47 Since these proceedings are, for the parties to the main proceedings, a step in the action pending before the national court, the decision on costs is a matter for that court. Costs incurred in submitting observations to the Court, other than the costs of those parties, are not recoverable.

On those grounds, the Court (Eighth Chamber) hereby rules:

1. Community law – in particular, Article 8(3) of Directive 2004/48/EC of the European Parliament and of the Council of 29 April 2004 on the enforcement of intellectual property rights, read in conjunction with Article 15(1) of Directive 2002/58/EC of the European Parliament and of the Council of 12 July 2002 concerning the processing of personal data and the protection of privacy in the electronic communications sector (Directive on privacy and electronic communications) – does not preclude Member States from imposing an obligation to disclose to private third parties personal data relating to Internet traffic in order to enable them to bring civil proceedings for copyright infringements. Community law nevertheless requires Member States to ensure that, when transposing into national law Directive 2000/31/EC of the European Parliament and of the Council of 8 June 2000 on certain legal aspects of information society services, in particular electronic commerce, in the Internal Market (‘Directive on electronic commerce’), Directive 2001/29/EC of the European Parliament and of the Council of 22 May 2001 on the harmonisation of certain aspects of copyright and related rights in the information society, and Directives 2002/58 and 2004/48, they rely on an interpretation of those directives which allows a fair balance to be struck between the various fundamental rights involved.

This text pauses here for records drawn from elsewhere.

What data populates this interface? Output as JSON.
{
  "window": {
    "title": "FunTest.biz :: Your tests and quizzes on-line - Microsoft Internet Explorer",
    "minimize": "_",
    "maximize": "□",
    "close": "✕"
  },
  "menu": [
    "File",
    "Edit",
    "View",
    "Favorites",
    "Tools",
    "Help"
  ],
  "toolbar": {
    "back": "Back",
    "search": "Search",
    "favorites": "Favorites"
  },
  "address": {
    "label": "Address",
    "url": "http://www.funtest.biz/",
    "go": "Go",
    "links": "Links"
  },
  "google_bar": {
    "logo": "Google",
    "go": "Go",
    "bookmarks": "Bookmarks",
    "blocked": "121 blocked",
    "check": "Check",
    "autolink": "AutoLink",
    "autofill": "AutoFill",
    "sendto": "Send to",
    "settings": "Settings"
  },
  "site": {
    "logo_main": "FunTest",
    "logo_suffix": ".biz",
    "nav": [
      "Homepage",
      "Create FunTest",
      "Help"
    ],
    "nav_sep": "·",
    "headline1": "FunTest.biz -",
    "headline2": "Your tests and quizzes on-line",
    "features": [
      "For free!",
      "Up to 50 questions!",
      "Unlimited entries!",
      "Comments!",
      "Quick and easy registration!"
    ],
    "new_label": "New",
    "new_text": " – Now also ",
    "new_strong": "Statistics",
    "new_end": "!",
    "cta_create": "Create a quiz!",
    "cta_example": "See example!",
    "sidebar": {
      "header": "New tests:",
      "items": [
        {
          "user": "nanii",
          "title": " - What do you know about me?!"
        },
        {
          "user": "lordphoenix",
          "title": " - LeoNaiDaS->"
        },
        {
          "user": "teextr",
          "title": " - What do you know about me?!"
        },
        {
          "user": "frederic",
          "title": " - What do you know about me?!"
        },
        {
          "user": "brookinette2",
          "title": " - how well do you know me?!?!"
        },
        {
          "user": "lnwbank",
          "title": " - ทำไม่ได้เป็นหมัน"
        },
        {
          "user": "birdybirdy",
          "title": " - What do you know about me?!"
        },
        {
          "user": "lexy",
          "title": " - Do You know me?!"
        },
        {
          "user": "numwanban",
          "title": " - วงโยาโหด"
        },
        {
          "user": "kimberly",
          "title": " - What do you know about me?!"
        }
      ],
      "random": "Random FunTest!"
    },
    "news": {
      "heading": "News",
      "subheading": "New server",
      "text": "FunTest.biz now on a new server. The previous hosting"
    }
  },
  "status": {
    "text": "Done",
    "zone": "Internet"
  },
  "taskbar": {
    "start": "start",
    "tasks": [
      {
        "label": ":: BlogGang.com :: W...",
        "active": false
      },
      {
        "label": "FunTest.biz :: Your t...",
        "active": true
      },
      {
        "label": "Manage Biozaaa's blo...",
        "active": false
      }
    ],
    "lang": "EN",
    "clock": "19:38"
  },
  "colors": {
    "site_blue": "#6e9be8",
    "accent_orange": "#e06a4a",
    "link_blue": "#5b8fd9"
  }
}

Moreover, when applying the measures transposing those directives, the authorities and courts of Member States must not only interpret their national law in a manner consistent with those directives but must also make sure that they do not rely on an interpretation of those directives which would conflict with those fundamental rights or with the other general principles of Community law, such as the principle of proportionality.

2. Access providers which merely provide users with Internet access, without offering other services such as email, FTP or file-sharing services or exercising any control, whether de iure or de facto, over the services which users make use of, must be regarded as ‘intermediaries’ within the meaning of Article 8(3) of Directive 2001/29.

[Signatures]

* Language of the case: German.

CJEU, 19 Feb 2009, C-557/07 (LSG), ECLI:EU:C:2009:107.